火照った体に、夕暮れの風が心地よく触れる。
チュリー、チュルチュル、チュリリリ、チュリチュリ――。
巣へ帰るコマドリが、頭上をまっすぐに飛び抜けていく。
「……もうすぐだ。我が屋敷がある」
「ぇっ……」
レオンハルトの屋敷が近くにあるという噂は聞いていたが、学院の森と地続きになっているとは知らなかった。
彼は僕を抱えたまま軽々と低い柵を越え、裏門から中へ入っていく。
「ま、待ってください」
抱かれたあと森に置き去りにされると思っていた僕は、驚きを隠せなかった。
宮殿のように立派な館の裏口から入っていくレオンハルト。
学院にいる間も、彼はこの自宅に戻っていたのだろうか。
「私の寝室は三階の奥だ。誰もいない。
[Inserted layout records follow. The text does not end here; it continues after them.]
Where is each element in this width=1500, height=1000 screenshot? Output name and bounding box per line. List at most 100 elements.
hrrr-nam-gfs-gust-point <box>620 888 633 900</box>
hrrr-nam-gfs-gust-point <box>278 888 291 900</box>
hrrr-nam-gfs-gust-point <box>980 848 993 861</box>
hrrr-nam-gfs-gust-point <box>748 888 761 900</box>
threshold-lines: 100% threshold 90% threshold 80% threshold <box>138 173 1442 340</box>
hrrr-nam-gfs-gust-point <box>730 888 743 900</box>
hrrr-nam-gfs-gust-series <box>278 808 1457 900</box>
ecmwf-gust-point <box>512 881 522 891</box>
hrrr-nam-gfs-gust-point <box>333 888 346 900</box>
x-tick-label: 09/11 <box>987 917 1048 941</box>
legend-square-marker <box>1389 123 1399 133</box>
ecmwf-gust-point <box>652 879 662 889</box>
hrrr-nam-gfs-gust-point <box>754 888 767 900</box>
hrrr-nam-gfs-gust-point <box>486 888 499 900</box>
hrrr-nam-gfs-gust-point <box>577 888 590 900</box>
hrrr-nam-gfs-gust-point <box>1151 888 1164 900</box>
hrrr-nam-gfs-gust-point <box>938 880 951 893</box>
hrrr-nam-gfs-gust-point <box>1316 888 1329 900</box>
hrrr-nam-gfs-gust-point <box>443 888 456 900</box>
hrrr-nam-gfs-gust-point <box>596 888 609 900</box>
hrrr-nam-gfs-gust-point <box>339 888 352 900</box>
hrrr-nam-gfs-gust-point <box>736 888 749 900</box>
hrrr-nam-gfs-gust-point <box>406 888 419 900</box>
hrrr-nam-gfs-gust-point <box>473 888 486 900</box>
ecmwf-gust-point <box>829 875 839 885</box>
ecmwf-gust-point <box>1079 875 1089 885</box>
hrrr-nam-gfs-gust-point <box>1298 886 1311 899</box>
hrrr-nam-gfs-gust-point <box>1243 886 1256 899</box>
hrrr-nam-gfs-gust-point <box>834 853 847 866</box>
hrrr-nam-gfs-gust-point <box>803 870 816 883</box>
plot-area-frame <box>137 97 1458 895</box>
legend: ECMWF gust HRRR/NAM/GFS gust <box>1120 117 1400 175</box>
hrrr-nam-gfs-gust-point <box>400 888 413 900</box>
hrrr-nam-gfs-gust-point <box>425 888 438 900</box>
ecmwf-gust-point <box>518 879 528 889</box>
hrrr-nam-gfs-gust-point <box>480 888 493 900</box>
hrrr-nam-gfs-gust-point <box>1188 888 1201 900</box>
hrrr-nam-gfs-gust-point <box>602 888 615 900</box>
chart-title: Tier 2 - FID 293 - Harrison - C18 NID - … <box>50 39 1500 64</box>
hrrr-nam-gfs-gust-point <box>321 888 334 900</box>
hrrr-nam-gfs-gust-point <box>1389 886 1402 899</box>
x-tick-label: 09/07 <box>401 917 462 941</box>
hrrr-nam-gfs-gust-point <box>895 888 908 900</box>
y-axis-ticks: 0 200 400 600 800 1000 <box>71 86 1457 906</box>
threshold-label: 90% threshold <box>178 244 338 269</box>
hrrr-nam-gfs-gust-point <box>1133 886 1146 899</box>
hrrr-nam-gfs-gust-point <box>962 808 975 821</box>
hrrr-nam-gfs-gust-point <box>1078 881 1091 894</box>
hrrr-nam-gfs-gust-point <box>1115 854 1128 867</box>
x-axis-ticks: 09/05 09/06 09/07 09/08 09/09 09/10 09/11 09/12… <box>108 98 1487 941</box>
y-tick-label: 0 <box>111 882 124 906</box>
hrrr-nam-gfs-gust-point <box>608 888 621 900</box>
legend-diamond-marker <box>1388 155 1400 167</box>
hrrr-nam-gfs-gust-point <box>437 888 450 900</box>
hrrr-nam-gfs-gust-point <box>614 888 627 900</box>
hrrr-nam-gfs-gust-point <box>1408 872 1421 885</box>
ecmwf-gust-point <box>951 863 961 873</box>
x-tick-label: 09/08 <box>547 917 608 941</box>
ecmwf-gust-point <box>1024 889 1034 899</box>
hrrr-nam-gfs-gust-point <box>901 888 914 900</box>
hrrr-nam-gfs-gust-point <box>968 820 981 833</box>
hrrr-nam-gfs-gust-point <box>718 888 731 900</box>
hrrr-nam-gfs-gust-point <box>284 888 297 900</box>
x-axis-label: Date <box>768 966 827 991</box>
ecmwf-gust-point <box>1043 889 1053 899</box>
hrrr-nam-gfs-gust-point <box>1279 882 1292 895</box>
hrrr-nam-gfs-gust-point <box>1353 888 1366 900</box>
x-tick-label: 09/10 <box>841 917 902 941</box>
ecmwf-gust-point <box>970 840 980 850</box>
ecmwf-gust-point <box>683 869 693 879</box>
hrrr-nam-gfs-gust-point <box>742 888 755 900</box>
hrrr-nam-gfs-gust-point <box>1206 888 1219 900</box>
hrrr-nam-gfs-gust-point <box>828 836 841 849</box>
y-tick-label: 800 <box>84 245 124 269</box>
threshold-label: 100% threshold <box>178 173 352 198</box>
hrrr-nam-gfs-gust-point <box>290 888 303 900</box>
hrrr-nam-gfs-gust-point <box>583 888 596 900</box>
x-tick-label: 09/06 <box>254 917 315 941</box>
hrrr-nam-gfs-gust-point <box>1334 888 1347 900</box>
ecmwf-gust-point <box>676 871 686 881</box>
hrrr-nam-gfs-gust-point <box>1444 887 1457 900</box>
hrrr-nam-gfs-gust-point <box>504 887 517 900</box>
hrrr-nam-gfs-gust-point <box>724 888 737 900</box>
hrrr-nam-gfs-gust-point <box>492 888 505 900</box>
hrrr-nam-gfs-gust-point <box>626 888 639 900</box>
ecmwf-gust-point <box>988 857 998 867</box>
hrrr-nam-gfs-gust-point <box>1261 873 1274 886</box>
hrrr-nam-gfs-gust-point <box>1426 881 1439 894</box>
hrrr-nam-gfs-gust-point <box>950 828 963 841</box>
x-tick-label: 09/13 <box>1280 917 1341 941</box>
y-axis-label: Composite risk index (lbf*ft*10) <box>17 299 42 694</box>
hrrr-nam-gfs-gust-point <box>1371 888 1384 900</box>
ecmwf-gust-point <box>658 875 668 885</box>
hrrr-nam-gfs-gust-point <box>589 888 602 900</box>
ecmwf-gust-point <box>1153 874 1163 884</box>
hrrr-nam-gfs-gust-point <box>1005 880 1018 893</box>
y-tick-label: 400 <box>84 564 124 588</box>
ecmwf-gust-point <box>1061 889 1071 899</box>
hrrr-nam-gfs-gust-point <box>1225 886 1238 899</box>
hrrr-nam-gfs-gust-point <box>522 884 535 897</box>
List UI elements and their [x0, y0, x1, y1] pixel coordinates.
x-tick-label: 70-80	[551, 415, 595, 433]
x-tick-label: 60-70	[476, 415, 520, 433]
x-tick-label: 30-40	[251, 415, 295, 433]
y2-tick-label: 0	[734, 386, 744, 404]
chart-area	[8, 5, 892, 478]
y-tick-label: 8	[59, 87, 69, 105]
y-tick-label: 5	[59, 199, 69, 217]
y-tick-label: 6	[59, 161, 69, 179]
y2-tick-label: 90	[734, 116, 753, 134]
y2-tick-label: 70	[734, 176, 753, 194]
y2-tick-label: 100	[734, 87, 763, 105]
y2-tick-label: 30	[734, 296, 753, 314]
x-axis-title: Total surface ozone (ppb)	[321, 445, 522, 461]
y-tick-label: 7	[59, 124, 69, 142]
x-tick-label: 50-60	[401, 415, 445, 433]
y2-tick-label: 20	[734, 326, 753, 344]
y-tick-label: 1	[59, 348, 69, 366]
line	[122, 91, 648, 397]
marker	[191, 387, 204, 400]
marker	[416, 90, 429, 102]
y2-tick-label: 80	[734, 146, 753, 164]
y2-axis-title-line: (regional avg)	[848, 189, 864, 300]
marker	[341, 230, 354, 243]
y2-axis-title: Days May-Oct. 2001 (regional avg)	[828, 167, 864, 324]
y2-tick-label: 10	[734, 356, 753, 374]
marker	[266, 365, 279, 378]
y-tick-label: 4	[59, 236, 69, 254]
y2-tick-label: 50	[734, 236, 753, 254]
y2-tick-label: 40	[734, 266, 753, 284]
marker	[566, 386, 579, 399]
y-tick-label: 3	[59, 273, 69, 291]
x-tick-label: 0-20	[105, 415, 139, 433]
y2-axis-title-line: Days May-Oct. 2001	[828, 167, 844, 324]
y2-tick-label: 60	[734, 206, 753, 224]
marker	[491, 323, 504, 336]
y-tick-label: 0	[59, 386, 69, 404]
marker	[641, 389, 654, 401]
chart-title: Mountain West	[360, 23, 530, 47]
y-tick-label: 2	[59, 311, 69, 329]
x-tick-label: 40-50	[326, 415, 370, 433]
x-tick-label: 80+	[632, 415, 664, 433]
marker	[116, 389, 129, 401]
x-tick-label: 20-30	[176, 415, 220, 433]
安心してくれ」
「……っ」
やさしい声音。
それだけで胸の奥がざわつく。
高ぶる気持ちを抑えようと、僕は歯を食いしばった。
パタン。
宣言どおり、誰にも会わずに寝室へたどり着いたレオンハルトは、豪華な寝台の上に僕をそっと横たえた。
壊れ物を扱うような慎重な手つきに、胸の奥がくすぐったくなる。
「……はぁ……」
落ち着かない気持ちが胸の内で渦巻き、シーツを強く握りしめる。
「こちらへ」
「……っ!」
寝台に乗り上げたレオンハルトが、シーツをつかんでいた僕の手を取り、自分の首の後ろへと導く。
ハシバミ色の瞳が近づいてくる。
「……レオンハルト……」
その瞬間、胸の奥にあった理性が、フッとほどけていくのを感じた――。